3. Nose tackle Shaun Cody says he'll be ready for the regular season, but Wade Phillips could sleep easier with better insurance. Cody, who hasn't played since the preseason opener against Carolina, had an epidural to relieve pain from a lower back strain. Those don't go away easily.

In Cody's absence, the Texans had the 31st-ranked rush defense in the preseason and gave up a league-worst 5.8 yards per carry. That somewhat reflects on backup nose tackle Earl Mitchell, who can rush the passer but doesn't have nearly the ability of Cody against the run. In Phillips's 3-4 scheme, the nose tackle must occupy multiple blockers and allow others to make plays. Cody has the combination of bulk and skill to do that. No one else on the roster does. Ra'Shon Harris showed promise the first two games, but like Butler is now out for the year with a torn triceps.

Besides Mitchell, the only other options are a pair of rookies. Fourth-rounder Jared Crick is best suited at end and most likely doesn't have the bulk to hold up inside. Hebron Fangupo had his moments, but was an undrafted rookie free agent. If a rotation player comes available, the Texans should take a long look.

 

2. Wide receiver This is more of a longshot, but Gary Kubiak does appreciate his veterans at receiver (Bryant Johnson, in 2011). Behind Andre Johnson and Kevin Walter, rookie slot man Keshawn Martin and second-year wideout Lestar Jean have sewn up roster spots but have nothing in the way of NFL regular-season experience.

The smart money still says the Texans give the final two spots to Trindon Holliday, based on return skills, and DeVier Posey, because they invested a third-round pick on him. But that would be six receivers with only two having real game experience. That's not the typical Kubiak MO. If the right veteran receiver comes available, don't be shocked if Posey heads to the IR with a mysterious injury to make room.

1. Middle linebacker The outside group -- led by starters Connor Barwin and Brooks Reed and subbed by young pass-rushing fiends in Whitney Mercilus and Bryan Braman -- looks set. Brian Cushing, of course, has one middle spot on lockdown. The other middle position, however, has room for improvement.

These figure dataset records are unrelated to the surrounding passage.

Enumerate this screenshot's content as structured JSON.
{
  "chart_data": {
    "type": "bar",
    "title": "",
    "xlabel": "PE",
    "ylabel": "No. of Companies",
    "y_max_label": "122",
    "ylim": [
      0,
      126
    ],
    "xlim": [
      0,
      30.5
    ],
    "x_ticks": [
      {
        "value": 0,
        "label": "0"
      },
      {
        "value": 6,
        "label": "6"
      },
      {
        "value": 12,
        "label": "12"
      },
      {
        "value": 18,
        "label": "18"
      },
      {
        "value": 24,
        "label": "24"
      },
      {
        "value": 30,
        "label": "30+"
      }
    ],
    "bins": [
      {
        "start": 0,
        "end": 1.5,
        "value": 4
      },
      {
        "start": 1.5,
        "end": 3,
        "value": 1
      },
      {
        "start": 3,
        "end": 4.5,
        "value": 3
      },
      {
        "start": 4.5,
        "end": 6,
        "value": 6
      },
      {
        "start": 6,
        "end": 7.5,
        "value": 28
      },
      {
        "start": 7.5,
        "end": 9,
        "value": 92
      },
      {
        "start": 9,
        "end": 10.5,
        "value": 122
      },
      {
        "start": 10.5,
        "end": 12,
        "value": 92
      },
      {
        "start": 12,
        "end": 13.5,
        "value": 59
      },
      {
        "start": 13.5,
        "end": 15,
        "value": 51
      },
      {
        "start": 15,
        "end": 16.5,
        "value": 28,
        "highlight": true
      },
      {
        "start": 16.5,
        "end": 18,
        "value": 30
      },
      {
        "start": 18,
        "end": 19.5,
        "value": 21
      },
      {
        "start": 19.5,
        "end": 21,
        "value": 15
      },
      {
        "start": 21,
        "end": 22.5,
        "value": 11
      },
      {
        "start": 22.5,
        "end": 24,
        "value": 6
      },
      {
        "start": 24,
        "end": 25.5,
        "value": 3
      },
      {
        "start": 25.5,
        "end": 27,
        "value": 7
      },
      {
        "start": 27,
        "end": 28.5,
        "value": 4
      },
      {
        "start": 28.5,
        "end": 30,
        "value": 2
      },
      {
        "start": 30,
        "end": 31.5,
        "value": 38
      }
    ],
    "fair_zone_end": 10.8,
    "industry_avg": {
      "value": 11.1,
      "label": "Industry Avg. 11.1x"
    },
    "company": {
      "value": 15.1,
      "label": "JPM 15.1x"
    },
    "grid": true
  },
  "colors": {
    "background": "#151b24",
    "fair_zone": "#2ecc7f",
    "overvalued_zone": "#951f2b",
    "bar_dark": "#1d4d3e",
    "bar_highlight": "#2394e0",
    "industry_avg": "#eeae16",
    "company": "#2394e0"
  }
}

We've written at length about the preseason struggles of aging ex-Cowboy Bradie James. Should James falter in the regular season, the alternatives are Tim Dobbins and Mister Alexander. Dobbins is ideal in his role as a run stuffer, but doesn't have the fluid movement to cover tight ends on passing plays.

That leaves Alexander as the lone James alternative on passing downs, and he's something of an unknown. He played extensively on special teams a year ago, but has little in the way of an in-game track record at linebacker. Depending on how the Texans viewed his training camp and practice performances, they could be tempted to look elsewhere.